Warning Signs

by Jean_grantaire



Category: Versailles (TV 2015)
Genre: M/M, Nightmares
Language: English
Status: Completed
Published: 2017-07-31
Updated: 2017-07-31
Packaged: 2018-12-09 08:26:13
Rating: General Audiences
Warnings: No Archive Warnings Apply
Chapters: 1
Words: 2,231
Publisher: archiveofourown.org
Story URL: https://archiveofourown.org/works/11665338
Author URL: https://archiveofourown.org/users/Jean_grantaire/pseuds/Jean_grantaire
Summary: Tell me what happens if your love goes to sleep?Tell me what happens if I’m not the one you want to keep?





	Warning Signs

**Author's Note:**

> Set after season 2. The Chevalier copes.

The Chevalier de Lorraine glared bitterly at the solid wooden door across the room from him, as though by sheer force of will he could silence the low murmur of voices on the other side and all of the implications they carried. Would it be the plain-faced Princess Palatine tonight? Had Thomas and his feral moustache already worked their way to the top of Monsieur’s collection of mignons? Perhaps there was even a new favourite – not that the Chevalier would know. It had been made perfectly clear that the goings-on within the Duke of Orleans’ bedchamber were no longer his business.

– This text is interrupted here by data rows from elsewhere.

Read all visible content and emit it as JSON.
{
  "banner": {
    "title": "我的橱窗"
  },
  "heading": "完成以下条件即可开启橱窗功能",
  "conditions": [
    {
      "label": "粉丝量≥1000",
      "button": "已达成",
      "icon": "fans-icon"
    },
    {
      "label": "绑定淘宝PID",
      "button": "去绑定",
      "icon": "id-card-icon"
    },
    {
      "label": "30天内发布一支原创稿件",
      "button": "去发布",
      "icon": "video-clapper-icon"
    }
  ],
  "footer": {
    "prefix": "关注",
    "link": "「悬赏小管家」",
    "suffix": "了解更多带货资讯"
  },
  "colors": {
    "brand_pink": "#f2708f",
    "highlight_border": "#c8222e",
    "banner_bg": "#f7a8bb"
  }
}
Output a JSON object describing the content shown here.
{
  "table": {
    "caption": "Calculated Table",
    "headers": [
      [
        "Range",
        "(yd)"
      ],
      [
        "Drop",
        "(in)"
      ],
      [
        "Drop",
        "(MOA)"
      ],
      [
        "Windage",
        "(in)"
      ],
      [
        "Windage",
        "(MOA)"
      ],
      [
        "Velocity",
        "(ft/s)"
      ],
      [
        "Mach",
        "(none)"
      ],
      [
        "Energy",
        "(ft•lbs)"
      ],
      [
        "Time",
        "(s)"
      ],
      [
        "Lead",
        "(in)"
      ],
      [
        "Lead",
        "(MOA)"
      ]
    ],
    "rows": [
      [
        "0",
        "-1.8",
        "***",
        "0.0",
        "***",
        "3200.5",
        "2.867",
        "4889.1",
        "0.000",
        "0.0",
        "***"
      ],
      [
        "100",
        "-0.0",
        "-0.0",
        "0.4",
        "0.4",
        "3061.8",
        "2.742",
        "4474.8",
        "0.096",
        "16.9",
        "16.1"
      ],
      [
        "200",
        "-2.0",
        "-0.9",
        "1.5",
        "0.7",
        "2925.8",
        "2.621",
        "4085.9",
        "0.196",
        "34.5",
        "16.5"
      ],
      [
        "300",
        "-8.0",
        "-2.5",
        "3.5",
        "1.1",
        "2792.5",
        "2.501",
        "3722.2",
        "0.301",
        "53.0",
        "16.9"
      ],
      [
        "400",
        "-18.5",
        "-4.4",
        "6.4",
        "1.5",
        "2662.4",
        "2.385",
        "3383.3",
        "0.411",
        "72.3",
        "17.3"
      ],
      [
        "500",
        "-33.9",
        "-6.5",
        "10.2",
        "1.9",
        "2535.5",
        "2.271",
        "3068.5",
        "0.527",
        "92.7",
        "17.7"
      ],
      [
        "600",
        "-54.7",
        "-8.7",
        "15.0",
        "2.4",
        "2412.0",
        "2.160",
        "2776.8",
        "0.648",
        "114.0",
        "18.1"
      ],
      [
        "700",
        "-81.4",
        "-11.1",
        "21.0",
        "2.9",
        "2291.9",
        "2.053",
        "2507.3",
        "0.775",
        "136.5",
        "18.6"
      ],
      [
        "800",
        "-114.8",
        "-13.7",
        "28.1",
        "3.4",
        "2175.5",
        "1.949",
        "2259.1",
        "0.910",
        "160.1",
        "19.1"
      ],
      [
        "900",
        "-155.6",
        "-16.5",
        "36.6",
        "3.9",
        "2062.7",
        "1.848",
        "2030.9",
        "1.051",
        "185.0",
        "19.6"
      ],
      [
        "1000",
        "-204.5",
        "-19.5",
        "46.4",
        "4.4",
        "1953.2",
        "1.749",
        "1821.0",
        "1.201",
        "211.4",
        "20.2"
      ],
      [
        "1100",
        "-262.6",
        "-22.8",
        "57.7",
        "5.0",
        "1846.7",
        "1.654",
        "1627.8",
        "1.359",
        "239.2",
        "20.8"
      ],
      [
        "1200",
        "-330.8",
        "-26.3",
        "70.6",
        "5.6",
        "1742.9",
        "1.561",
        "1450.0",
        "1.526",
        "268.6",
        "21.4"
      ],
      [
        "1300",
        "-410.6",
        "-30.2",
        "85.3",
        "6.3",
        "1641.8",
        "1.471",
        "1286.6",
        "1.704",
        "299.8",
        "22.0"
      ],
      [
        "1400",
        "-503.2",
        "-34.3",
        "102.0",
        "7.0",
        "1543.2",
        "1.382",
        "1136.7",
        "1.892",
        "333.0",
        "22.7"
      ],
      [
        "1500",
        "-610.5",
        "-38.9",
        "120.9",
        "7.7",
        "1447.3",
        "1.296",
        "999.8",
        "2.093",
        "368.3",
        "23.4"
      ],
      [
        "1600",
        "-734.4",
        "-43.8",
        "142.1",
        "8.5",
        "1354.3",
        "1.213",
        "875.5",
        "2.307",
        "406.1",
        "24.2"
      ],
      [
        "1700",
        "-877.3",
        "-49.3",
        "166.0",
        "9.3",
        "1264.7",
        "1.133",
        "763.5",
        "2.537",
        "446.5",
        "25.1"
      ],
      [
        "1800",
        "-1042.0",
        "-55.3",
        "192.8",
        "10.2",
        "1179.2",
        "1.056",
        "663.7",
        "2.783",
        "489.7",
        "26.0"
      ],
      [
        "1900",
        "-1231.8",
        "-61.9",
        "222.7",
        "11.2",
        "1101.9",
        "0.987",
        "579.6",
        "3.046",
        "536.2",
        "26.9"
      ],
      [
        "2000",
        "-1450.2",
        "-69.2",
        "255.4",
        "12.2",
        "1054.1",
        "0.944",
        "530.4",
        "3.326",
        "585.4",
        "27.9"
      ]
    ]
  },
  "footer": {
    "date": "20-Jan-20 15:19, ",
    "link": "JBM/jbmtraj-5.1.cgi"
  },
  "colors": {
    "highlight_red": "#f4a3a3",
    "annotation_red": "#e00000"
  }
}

Thoroughly lost in his jealous thoughts, it wasn’t until the door swung open that the Chevalier realised the voices had stopped. The silence turned sharp with the tension in the room as his attention was drawn (always, inescapably) towards the figure of Philippe in the doorway.

Even if the Chevalier hadn’t quite managed to crush the flicker of hope within himself at the sight of him, the expression on Philippe’s face certainly managed the job for him. Cold disapproval was an unsettling expression on him, far less familiar to the Chevalier than his anger. An angry Philippe could be an irrational Philippe, but that cold expression spoke of a mind made up.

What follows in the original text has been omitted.